A non-singular black hole model as a possible end-product of gravitational collapse

TL;DR

This paper proposes a non-singular black hole model resulting from gravitational collapse, featuring a de Sitter core and variable equation of state, which may shed light on the black hole interior and information paradox.

Contribution

It introduces an exact Einstein solution for a non-singular black hole with a de Sitter core and variable matter fields, offering new physical interpretations of black hole interiors.

Findings

Contains two horizons and asymptotically Schwarzschild at large r.

Features a de Sitter-like core with smooth density and pressure profiles.

Suggests possible resolutions to the information loss paradox.

Abstract

In this paper we present a non-singular black hole model as a possible end-product of gravitational collapse.

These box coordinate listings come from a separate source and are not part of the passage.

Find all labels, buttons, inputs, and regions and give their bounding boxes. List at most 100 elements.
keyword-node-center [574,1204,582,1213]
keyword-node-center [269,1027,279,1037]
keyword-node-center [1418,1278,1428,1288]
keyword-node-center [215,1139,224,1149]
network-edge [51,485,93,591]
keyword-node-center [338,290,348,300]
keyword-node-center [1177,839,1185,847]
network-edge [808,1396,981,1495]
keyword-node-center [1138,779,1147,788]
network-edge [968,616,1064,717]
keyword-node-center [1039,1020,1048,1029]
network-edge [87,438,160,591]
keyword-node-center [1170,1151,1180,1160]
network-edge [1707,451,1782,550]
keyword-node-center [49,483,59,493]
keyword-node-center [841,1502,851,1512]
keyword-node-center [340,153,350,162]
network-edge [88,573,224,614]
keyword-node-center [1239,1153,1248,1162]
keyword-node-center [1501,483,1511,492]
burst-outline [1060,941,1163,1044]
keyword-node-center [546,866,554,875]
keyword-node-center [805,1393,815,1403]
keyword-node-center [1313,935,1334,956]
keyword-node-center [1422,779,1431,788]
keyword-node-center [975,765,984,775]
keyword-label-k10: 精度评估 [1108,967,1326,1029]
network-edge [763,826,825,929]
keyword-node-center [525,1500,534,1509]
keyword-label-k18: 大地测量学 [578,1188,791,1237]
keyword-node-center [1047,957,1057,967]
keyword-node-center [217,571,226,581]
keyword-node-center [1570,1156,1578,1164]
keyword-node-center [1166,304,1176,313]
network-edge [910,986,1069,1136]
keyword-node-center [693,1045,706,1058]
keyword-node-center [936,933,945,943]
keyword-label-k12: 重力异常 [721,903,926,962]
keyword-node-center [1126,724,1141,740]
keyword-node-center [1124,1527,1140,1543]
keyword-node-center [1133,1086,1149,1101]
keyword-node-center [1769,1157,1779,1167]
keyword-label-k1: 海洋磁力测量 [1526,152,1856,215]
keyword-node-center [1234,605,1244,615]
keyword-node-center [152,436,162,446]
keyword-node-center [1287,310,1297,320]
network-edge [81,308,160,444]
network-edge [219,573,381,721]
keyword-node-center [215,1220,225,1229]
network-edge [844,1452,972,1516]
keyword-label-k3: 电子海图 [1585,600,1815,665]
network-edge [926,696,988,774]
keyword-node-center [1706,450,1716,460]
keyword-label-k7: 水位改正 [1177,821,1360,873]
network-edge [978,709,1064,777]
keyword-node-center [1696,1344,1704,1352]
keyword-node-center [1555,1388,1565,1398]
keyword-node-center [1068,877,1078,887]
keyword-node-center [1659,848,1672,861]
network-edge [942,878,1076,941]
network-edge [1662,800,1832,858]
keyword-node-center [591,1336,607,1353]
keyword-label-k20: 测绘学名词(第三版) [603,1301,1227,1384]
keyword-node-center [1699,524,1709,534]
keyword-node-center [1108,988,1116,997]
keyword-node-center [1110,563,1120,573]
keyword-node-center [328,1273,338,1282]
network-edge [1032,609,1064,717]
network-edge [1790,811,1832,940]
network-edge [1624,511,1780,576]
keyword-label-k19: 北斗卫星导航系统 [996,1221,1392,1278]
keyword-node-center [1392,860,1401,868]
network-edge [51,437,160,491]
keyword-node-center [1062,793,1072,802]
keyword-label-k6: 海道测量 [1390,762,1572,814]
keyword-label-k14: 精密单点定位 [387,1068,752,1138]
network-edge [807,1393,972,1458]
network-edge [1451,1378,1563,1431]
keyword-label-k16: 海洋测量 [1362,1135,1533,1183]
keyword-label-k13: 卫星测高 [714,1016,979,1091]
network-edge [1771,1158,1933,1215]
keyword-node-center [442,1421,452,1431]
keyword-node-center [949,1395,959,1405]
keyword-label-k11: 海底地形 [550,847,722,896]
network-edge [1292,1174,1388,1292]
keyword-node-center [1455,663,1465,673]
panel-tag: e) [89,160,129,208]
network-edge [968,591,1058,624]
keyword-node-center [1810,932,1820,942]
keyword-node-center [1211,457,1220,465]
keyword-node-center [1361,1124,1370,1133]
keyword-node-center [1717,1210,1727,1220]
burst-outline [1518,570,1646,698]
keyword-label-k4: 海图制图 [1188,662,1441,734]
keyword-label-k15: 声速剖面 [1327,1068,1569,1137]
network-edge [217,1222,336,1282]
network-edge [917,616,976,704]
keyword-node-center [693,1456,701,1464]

The depicted spacetime which is type [II,(II)], by Petrov classification, is an exact solution of the Einstein equations and contains two horizons. The equation of state in the radial direction, is a well-behaved function of the density and smoothly reproduces vacuum-like behavior near r=0 while tending to a polytrope at larger r, low density, values. The final equilibrium configuration comprises of a de Sitter-like inner core surrounded by a family of 2-surfaces of matter fields with variable equation of state. The fields are all concentrated in the vicinity of the radial center r=0. The solution depicts a spacetime that is asymptotically Schwarzschild at large r, while it becomes de Sitter-like for vanishing r. Possible physical interpretations of the macro-state of the black hole interior in the model are offered. We find that the possible state admits two equally viable interpretations, namely either a quintessential intermediary region or a phase transition in which a two-fluid system is in both dynamic and thermodynamic equilibrium. We estimate the ratio of pure matter present to the total energy and in both (interpretations) cases find it to be virtually the same, being 0.83. Finally, the well-behaved dependence of the density and pressure on the radial coordinate provides some insight on dealing with the information loss paradox.